④ Non farm growth between 50000 and 150000 (probability 25%): As the market quickly adapts to higher recession risks, the direct market response is expected to be negative. Given the risk position on Tuesday, the market's response to this non farm event may be more calm than before. The market will quickly form an expected synergy around a 50 basis point interest rate cut, with the biggest downside risk being the market's acceptance of claims of economic recession/growth panic.

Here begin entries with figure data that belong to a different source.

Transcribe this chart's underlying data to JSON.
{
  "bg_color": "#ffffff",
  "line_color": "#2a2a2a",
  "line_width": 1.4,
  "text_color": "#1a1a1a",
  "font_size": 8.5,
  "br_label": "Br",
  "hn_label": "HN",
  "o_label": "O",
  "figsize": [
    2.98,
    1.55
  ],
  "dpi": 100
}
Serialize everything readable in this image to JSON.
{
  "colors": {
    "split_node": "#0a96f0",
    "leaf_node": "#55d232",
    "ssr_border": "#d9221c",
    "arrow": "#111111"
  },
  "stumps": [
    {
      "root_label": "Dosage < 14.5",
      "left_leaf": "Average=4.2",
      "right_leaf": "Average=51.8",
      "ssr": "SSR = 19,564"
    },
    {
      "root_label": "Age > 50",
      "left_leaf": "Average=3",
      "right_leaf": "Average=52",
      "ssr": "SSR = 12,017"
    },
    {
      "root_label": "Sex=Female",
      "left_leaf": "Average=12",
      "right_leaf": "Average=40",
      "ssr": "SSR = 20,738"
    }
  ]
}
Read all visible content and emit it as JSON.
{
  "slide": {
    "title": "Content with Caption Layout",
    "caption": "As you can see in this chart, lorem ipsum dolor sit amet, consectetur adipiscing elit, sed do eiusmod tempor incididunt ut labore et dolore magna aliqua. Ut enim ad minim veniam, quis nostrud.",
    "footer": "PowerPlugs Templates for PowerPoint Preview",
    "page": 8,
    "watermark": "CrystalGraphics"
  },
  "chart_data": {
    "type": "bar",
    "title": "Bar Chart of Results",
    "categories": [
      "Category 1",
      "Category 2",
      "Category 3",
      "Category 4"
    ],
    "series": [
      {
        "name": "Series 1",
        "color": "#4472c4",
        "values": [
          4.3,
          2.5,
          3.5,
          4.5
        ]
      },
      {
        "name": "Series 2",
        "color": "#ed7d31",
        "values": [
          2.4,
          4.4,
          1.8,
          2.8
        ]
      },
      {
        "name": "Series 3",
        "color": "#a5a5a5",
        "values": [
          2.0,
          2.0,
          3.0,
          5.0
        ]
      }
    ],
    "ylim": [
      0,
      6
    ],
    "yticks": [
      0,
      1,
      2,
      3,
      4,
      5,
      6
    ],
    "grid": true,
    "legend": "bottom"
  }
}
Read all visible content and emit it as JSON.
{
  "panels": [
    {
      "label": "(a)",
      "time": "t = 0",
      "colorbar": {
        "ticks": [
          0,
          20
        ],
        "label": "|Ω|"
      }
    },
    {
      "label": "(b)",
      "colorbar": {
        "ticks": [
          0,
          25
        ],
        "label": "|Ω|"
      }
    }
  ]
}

Overall, the S&P 500 index is expected to decline by 0.50% -1.00% under this scenario.
⑤ Non farm growth is below 50000 (probability 5%). This is another tail risk scenario, as non farm payroll has not fallen below 100000 since December 2020. This will immediately trigger a new round of concerns about economic growth, and we may begin to fully anticipate a 50 basis point rate cut in September, with the possibility of introducing an expectation of a 75 basis point rate cut. In this situation, as with past interest rate cut cycles, the market may assume that the United States has fallen into recession, so buying the first rate cut is not cost-effective. Overall, the S&P 500 index is expected to decline by 1.25% -2.00% under this scenario.
Similar to JPMorgan Chase, Goldman Sachs' stock trading department has also made different scenario estimates for the impact of non farm activities. The prediction of this line is as follows:
Non farm>; 250000: The S&P 500 index rose by 0.5% -1%;
Non farm 200000 to 250000: S&P 500 index rises by at least 1%;
Non farm 150000 to 200000: S&P 500 index rises by 0.25% -0.5%;
Non farm 100000 to 150000: The S&P 500 index fell by 0-0.5%;
Non farm; 100000: The S&P 500 index has fallen by at least 1%.
The treasury bond trading department of Goldman Sachs also reminded investors to pay attention to the unemployment rate, and believed that this would have the following impact on the rate cut of the Federal Reserve in September:
The unemployment rate is 4.19% or lower=as long as the number of employed people is positive, there will be a 25 basis point interest rate cut in September;
The unemployment rate is between 4.20-4.29%. If the number of employed people exceeds 150000, there will be a 25 basis point interest rate cut in September; If the number of employed people is less than 150000, the interest rate will be reduced by 50 basis points;
The unemployment rate will be cut by 50 basis points in September if it is 4.30% or higher.